Liu’s resignation came amid reports that the Chinese Nationalist Party (KMT) administration was planning to replace a number of non-career diplomats appointed by the former DPP administration.
Liu, who is currently in Taipei, told the Central News Agency’s correspondent in Geneva by telephone that he had personally handed in his letter of resignation to Minister of Foreign Affairs Francisco Ou (歐鴻鍊) at a meeting with the minister on Tuesday morning.
The letter was written late last month as the discussion over the appropriateness of officials holding foreign citizenship or permanent residency resurfaced, Liu said.
Although Liu filed a form to renounce his US citizenship late last year before he assumed the post of representative to Switzerland in February, he is still a US citizen because US authorities have not asked him to appear at a US embassy or consulate to complete the procedure.

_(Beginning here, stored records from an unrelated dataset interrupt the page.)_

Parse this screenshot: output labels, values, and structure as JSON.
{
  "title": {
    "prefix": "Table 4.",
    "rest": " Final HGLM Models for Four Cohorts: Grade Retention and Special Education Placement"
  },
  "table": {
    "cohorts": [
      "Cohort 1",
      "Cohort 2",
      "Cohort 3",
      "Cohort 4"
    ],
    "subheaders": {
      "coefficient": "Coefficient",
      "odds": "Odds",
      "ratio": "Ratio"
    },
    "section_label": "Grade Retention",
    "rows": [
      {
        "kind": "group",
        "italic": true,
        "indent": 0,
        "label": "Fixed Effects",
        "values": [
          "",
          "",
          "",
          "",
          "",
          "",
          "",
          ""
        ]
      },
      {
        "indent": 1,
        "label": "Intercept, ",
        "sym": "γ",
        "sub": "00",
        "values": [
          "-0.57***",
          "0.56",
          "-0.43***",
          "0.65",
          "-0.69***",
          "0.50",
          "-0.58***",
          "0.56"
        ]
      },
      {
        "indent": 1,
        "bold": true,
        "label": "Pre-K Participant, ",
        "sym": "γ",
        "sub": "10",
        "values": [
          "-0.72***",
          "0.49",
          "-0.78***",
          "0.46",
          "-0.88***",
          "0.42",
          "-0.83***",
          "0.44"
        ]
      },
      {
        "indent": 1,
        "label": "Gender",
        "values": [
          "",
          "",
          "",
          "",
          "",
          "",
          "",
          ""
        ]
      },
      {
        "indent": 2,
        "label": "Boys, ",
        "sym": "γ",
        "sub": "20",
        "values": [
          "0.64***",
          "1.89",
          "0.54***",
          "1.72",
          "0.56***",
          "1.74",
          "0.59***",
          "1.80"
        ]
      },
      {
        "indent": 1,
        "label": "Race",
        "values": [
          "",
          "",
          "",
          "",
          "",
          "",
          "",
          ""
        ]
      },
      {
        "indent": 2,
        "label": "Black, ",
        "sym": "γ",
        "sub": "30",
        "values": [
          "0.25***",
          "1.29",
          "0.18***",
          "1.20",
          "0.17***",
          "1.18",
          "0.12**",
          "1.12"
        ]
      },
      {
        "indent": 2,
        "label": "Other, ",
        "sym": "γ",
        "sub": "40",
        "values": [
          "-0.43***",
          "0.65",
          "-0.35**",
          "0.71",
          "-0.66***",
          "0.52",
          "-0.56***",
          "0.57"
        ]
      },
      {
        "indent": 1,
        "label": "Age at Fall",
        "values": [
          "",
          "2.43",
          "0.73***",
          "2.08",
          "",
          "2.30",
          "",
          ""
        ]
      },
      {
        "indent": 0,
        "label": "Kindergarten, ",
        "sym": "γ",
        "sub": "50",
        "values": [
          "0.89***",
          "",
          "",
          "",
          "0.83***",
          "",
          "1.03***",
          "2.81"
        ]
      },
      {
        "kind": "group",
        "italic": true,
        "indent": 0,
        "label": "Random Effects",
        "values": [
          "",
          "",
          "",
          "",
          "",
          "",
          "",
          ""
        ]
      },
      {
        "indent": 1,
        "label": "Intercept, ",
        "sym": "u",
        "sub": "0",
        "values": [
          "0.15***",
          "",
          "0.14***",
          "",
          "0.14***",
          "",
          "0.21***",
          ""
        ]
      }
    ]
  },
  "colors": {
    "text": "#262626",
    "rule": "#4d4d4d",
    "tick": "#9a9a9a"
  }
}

Liu, previously a Taiwan Solidarity Union legislator, had been named in media reports speculating which diplomatic officials were likely to be replaced in the personnel reshuffle.
Liu also expressed displeasure yesterday at the way the ministry had handled personnel issues.
Instead of directly informing those concerned of its decisions, the ministry has allowed the media to break the news, which has also sown rumors, Liu said.
“This has damaged the reputation of diplomatic officials,” he said.